Thanks for your support of the farm and your passion for eating local, seasonal produce!

Shop the Valley Flora Store for Farmstand Produce Now!

Valley Flora - Growing Good Food for Local Folks

Valley Flora is a mother-and-two-daughter collective nestled on the banks of Floras Creek near Langlois, Oregon. Together with the help of our draft horses, a handful of fantastic employees, one little tractor, trillions of soil microorganisms, thousands of pollinators, and 12 kilowatts of solar power, we grow hundreds of varieties of vegetables, berries and fruit to feed our local coastal community year-round. Our farm was founded in 1998 with a deep commitment to ecological and organic farming practices and our passion is growing good food to strengthen our community-based food system on the southern Oregon coast. We rely on crop diversity, compost, cover crops, and crop rotation to keep our farm healthy and thriving both above and below ground. Our produce feeds our 130-member CSA, our farmstand, u-pick, local foodbanks, and a number of stores, restaurants and co-ops. Our love of the Floras Creek valley – the fertile loam and the river that runs through it - inspires us to farm with the next generation in mind, and the next. We are grateful to call this our life, our livelihood and our passion.

Week 1 of Winter!

  • Red Cabbage
  • Chioggia Radicchio
  • Winter Kale Mix
  • Red Onion
  • Celeriac
  • Fennel
  • Butternut Squash
  • Yellow Potatoes
  • Parsnips
  • Leeks

Back at It in the Field!

It's all too fitting that our first winter harvest lined up with the first week when we finally get some real winter weather! Snow level is licking the top of White Mountain above the farm right now, making for some nice "41 degrees and raining, er, make that hailing" conditions (the coldest cold there is). We've been truly grateful for insulated boots and waterproof harvest gloves this week. Our winter get-up does slow the whole show down a bit: gloved hands lose dexterity, sensitivity and nimbleness, and big warm boots mean more slogging and stumbling than hopping and skipping. Then there's the head-to-toe impermeable membrane we cloak ourselves in (aka Grundens and other brands of vinyl raingear). All to say, it's not exactly ballet or high fashion out there as we're bringing in the bins of bulk kale and muddy parsnips, but at least we're semi-warm and getting the job done.

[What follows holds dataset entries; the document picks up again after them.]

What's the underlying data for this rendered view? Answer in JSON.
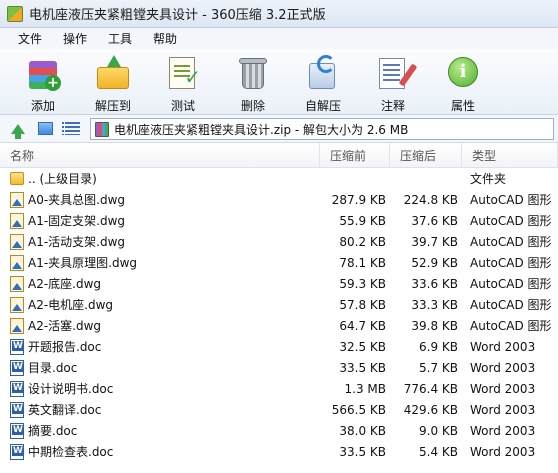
{
  "window": {
    "title": "电机座液压夹紧粗镗夹具设计 - 360压缩 3.2正式版"
  },
  "menu": [
    "文件",
    "操作",
    "工具",
    "帮助"
  ],
  "toolbar": [
    {
      "label": "添加",
      "icon": "add-archive-icon"
    },
    {
      "label": "解压到",
      "icon": "extract-folder-icon"
    },
    {
      "label": "测试",
      "icon": "test-checklist-icon"
    },
    {
      "label": "删除",
      "icon": "trash-bin-icon"
    },
    {
      "label": "自解压",
      "icon": "self-extract-icon"
    },
    {
      "label": "注释",
      "icon": "comment-note-icon"
    },
    {
      "label": "属性",
      "icon": "info-properties-icon"
    }
  ],
  "address": {
    "text": "电机座液压夹紧粗镗夹具设计.zip - 解包大小为 2.6 MB"
  },
  "columns": {
    "name": "名称",
    "compressed": "压缩前",
    "original": "压缩后",
    "type": "类型"
  },
  "files": [
    {
      "icon": "folder",
      "name": ".. (上级目录)",
      "compressed": "",
      "original": "",
      "type": "文件夹"
    },
    {
      "icon": "dwg",
      "name": "A0-夹具总图.dwg",
      "compressed": "287.9 KB",
      "original": "224.8 KB",
      "type": "AutoCAD 图形"
    },
    {
      "icon": "dwg",
      "name": "A1-固定支架.dwg",
      "compressed": "55.9 KB",
      "original": "37.6 KB",
      "type": "AutoCAD 图形"
    },
    {
      "icon": "dwg",
      "name": "A1-活动支架.dwg",
      "compressed": "80.2 KB",
      "original": "39.7 KB",
      "type": "AutoCAD 图形"
    },
    {
      "icon": "dwg",
      "name": "A1-夹具原理图.dwg",
      "compressed": "78.1 KB",
      "original": "52.9 KB",
      "type": "AutoCAD 图形"
    },
    {
      "icon": "dwg",
      "name": "A2-底座.dwg",
      "compressed": "59.3 KB",
      "original": "33.6 KB",
      "type": "AutoCAD 图形"
    },
    {
      "icon": "dwg",
      "name": "A2-电机座.dwg",
      "compressed": "57.8 KB",
      "original": "33.3 KB",
      "type": "AutoCAD 图形"
    },
    {
      "icon": "dwg",
      "name": "A2-活塞.dwg",
      "compressed": "64.7 KB",
      "original": "39.8 KB",
      "type": "AutoCAD 图形"
    },
    {
      "icon": "doc",
      "name": "开题报告.doc",
      "compressed": "32.5 KB",
      "original": "6.9 KB",
      "type": "Word 2003"
    },
    {
      "icon": "doc",
      "name": "目录.doc",
      "compressed": "33.5 KB",
      "original": "5.7 KB",
      "type": "Word 2003"
    },
    {
      "icon": "doc",
      "name": "设计说明书.doc",
      "compressed": "1.3 MB",
      "original": "776.4 KB",
      "type": "Word 2003"
    },
    {
      "icon": "doc",
      "name": "英文翻译.doc",
      "compressed": "566.5 KB",
      "original": "429.6 KB",
      "type": "Word 2003"
    },
    {
      "icon": "doc",
      "name": "摘要.doc",
      "compressed": "38.0 KB",
      "original": "9.0 KB",
      "type": "Word 2003"
    },
    {
      "icon": "doc",
      "name": "中期检查表.doc",
      "compressed": "33.5 KB",
      "original": "5.4 KB",
      "type": "Word 2003"
    }
  ]
}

This week's share is the epitomy of winter eating: hearty leeks, durable spuds, sweet butternuts that are begging to become soup, our wintry kale mix, long-keeping cabbage, ugly-as-usual parsnips (but you're practiced with VF parsnips and a veggie peeler by now :)). I was also delighted to forage up some "resurrection fennel" for all the totes this week. This is second-growth fennel, sprouted from the stump of an already-been-harvested-last-summer fennel plant. As a fennel lover - and I acknowledge that not everyone is - it's one of my favorite winter treats. The bulbs themselves have an intensified sweet flavor due to winter frosts, and from a harvest persective it's kinda like the free prize inside the cereal box: a total bonus. I love to slice the little bulbs up thinly and add them to radicchio salad, along with some orange slices and maybe some candied pecans and a little bleu cheese. Whip up a sweet-tangy-citrusy vinaigrette and then call me and invite me over for dinner.

A big, big thank you to all our Winter CSA members who are on board for our 2024 winter season. We appreciate your year-round support and love the challenge you create for us: to fill up those totes - amply and colorfully - through the darkest, coldest months of the year. We hope you enjoy this first installment!